La présidence du Kosovo avait formé un groupe de travail sur cette question, et selon le bureau de la présidence pour les médias, le groupe a accompli les tâches dont il était chargé sur cette question.
Le groupe coopératif formé par le président de la réforme électorale, composé d'experts locaux et internationaux et de représentants de la société civile, a fait son travail. Leurs propositions de changements électoraux ont été finalisées, et maintenant seul le consensus des sujets politiques est nécessaire pour mener à bien ce processus” en réponse écrite du Bureau d'information de la présidence.
Mazbul Baraliu, spécialiste des affaires juridiques constitutionnelles, professeur à l ' Université de Pristina, dit à Radio Free Europe que les partis politiques, à savoir les dirigeants de partis, ne veulent pas avoir un système électoral réformé, car il ne veut pas perdre les privilèges et les positions dont ils disposent.
Il a déclaré que le système actuel répond aux élites politiques et qu'elles ne veulent même pas d'une transformation démocratique interne.
Avec des années et des décennies de même peuple au sommet des mêmes partis et ainsi de suite ou à peu près le même, à l'exception de certains sujets politiques qui ont eu lieu ... alors c'est le manque conservateur de volonté politique et institutionnelle qui a tout simplement des doutes, qu'il y a des réformes du système, et qu'il y a des amendements pour des raisons que les processus électoraux et cette situation législative apportent de nombreux problèmes dans la mise en œuvre et la clôture des processus électoraux, donc si nous ne le voyons pas dans le tableau voulant perdre les privilèges et les positions qui ont apporté cette législation électorale, leadership politique, les principaux sujets politiques, ainsi Baruxu> a dit.
L'Institut démocratique du Kosovo estime nécessaire et nécessaire d'achever la réforme électorale avant les prochaines élections.
Blerta Aliu, coordonnatrice des relations publiques à KDI, a déclaré à Radio Free Europe que des organisations avec ses projets ont récemment travaillé avec la société civile, mais aussi avec des partis politiques pour prendre position sur les éléments spécifiques de la réforme électorale.
Toutefois, les parties soutiennent la réforme, mais il note qu'il n'y a pas de position unique au sein des parties quant au moment où elle devrait être maintenue.
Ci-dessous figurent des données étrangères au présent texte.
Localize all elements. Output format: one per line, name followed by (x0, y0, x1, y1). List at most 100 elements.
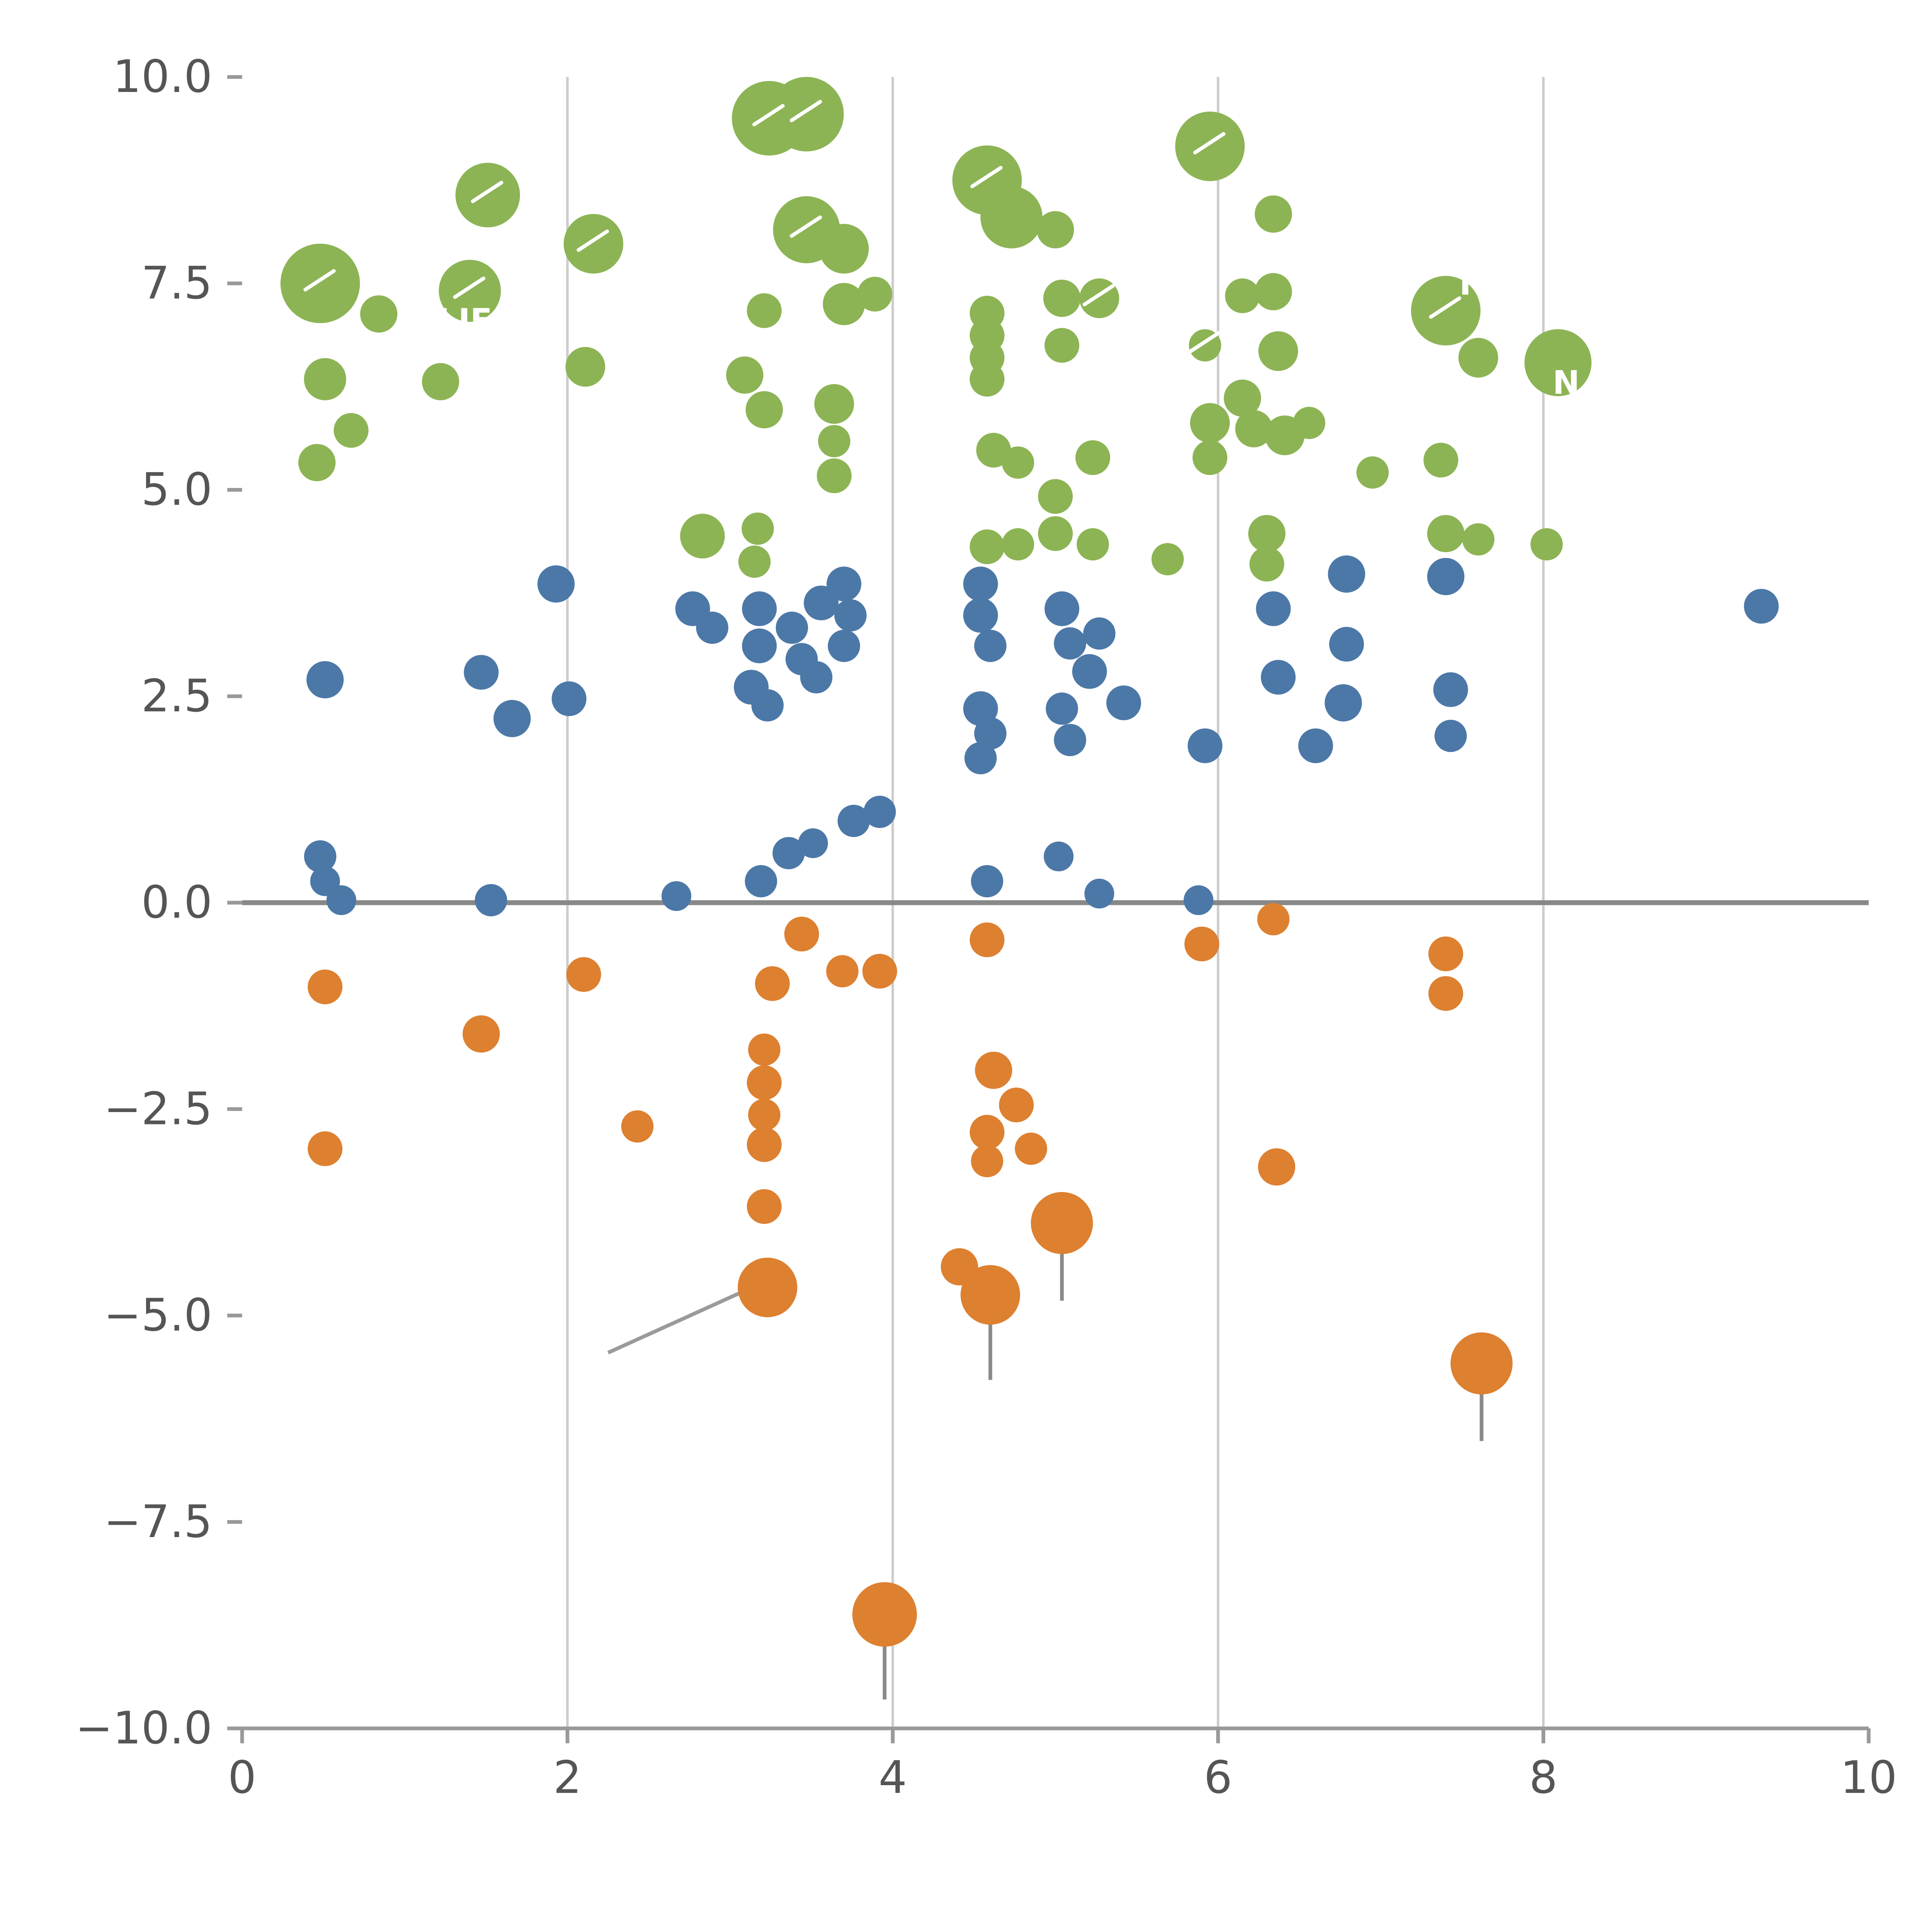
data-point-group-blue (1744, 588, 1779, 624)
data-point-group-green (742, 512, 774, 545)
x-tick-label: 4 (879, 1752, 907, 1804)
bubble-mark (303, 269, 336, 292)
y-tick-label: −2.5 (104, 1083, 213, 1135)
data-point-group-orange (862, 954, 897, 989)
data-point-group-blue (800, 661, 833, 694)
data-point-group-green (738, 545, 771, 578)
data-point-group-green (1002, 446, 1034, 479)
data-point-group-orange (852, 1582, 917, 1647)
data-point-group-blue (1106, 685, 1141, 720)
data-point-group-green (1077, 528, 1109, 561)
data-point-group-blue (837, 804, 870, 837)
bubble-mark (1193, 132, 1226, 155)
data-point-group-orange (1258, 1148, 1296, 1186)
bubble-mark (752, 104, 785, 126)
data-point-group-orange (755, 966, 790, 1001)
data-point-group-orange (1428, 936, 1463, 971)
bubble-mark (453, 276, 486, 299)
data-point-group-green (726, 356, 764, 394)
data-point-group-orange (1257, 903, 1290, 935)
data-point-group-green (298, 444, 336, 481)
data-point-group-blue (834, 599, 867, 632)
bubble-mark (789, 215, 822, 238)
y-tick-label: 10.0 (113, 51, 213, 103)
data-point-group-orange (463, 1015, 500, 1053)
data-point-group-green (1043, 279, 1081, 317)
data-point-group-orange (1015, 1133, 1047, 1165)
data-point-group-blue (863, 796, 896, 828)
y-tick-label: −5.0 (104, 1290, 213, 1342)
data-point-group-blue (1329, 627, 1364, 662)
data-point-group-green (1190, 403, 1230, 443)
data-point-group-orange (975, 1051, 1012, 1089)
data-point-group-green (1038, 516, 1073, 551)
data-point-group-blue (974, 629, 1007, 662)
data-point-group-green (1458, 338, 1498, 378)
data-point-group-blue (742, 591, 777, 626)
data-point-group-green (1175, 111, 1245, 181)
bubble-mark (970, 166, 1003, 189)
data-point-group-blue (1054, 627, 1087, 660)
data-point-group-green (969, 362, 1005, 397)
data-point-group-green (1356, 456, 1389, 489)
data-point-group-orange (738, 1257, 798, 1318)
x-tick-label: 2 (553, 1752, 582, 1804)
x-tick-label: 0 (228, 1752, 257, 1804)
data-point-group-green (1235, 410, 1273, 447)
data-point-group-orange (308, 1131, 343, 1166)
data-point-group-green (1255, 195, 1292, 233)
data-point-group-blue (804, 585, 839, 621)
data-point-group-green (814, 384, 854, 424)
data-point-group-blue (464, 655, 499, 690)
data-point-group-green (1002, 528, 1034, 561)
data-point-group-green (1524, 329, 1592, 396)
data-point-group-blue (751, 689, 784, 722)
data-point-group-green (1249, 547, 1284, 582)
data-point-group-green (280, 243, 360, 323)
x-tick-label: 8 (1529, 1752, 1558, 1804)
data-point-group-green (1151, 543, 1184, 575)
points-layer (280, 77, 1779, 1647)
data-point-group-blue (1072, 654, 1107, 689)
data-point-group-orange (748, 1033, 781, 1066)
data-point-group-green (1423, 442, 1459, 478)
data-point-group-blue (1328, 555, 1366, 593)
data-point-group-blue (1044, 841, 1074, 872)
data-point-group-blue (971, 865, 1003, 898)
data-point-group-green (818, 425, 850, 457)
data-point-group-blue (1084, 879, 1114, 909)
data-point-group-green (1075, 440, 1111, 475)
data-point-group-orange (999, 1087, 1034, 1122)
bubble-label: I (1459, 264, 1471, 302)
bubble-mark (471, 180, 503, 203)
data-point-group-blue (1083, 617, 1116, 650)
bubble-label: N (1553, 364, 1580, 401)
y-tick-label: 7.5 (141, 257, 213, 309)
data-point-group-blue (827, 566, 862, 602)
data-point-group-blue (745, 865, 777, 898)
data-point-group-green (745, 391, 783, 429)
data-point-group-blue (661, 881, 692, 911)
data-point-group-orange (826, 955, 859, 988)
data-point-group-blue (963, 566, 998, 602)
data-point-group-green (565, 347, 605, 387)
data-point-group-orange (747, 1189, 782, 1224)
data-point-group-green (857, 277, 893, 312)
data-point-group-green (1248, 515, 1286, 553)
bubble-mark (1429, 296, 1461, 319)
data-point-group-blue (1434, 719, 1467, 752)
data-point-group-blue (1184, 885, 1214, 915)
data-point-group-green (980, 186, 1043, 248)
data-point-group-blue (1256, 591, 1291, 626)
bubble-mark (1082, 284, 1115, 306)
x-tick-label: 6 (1204, 1752, 1233, 1804)
data-point-group-green (455, 163, 520, 228)
data-point-group-blue (326, 885, 356, 915)
data-point-group-green (563, 214, 623, 274)
y-tick-label: −10.0 (75, 1702, 212, 1754)
data-point-group-green (1037, 211, 1074, 248)
y-tick-label: 5.0 (141, 464, 213, 516)
data-point-group-green (680, 514, 725, 559)
data-point-group-green (333, 413, 369, 448)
L'opposition exige des élections tant que la position exige des réformes avant les élections. D'un autre côté, nous avons également le président qui a lancé la question de la réforme, mais qui n'est pas toujours en train de traiter cette question. On dirait que son initiative” est bloquée, a dit Aliu.
Aliu souligne également que les partis politiques sont déclarés pour des changements électoraux et des réformes, mais qu'ils n'ont aucune priorité en ce qui concerne la mise en œuvre d'une telle chose.
Les agendas des partis politiques sont différents. Les partis d'opposition exigent des élections et n'ont normalement aucune priorité dans la réforme électorale. Ils disent qu'à la suite des prochaines élections, ils peuvent lancer la question comme une question pour rassembler et réglementer les éléments spécifiques du système électoral, tandis que les partis au pouvoir veulent que ce processus soit lancé à l'avance afin qu'il ne puisse pas aller aux élections rapides”, a déclaré Aliu.
La reconnaissance du système électoral a dit que, étant donné que des problèmes ont été observés dans chaque processus électoral, et que, selon eux, en l'absence de modification de la loi, la réforme électorale devrait être la priorité des institutions de l'État.
Le KDI a élaboré un questionnaire sur des sujets politiques clés dans le pays grâce auquel les préférences pour des éléments spécifiques doivent inclure des réformes électorales.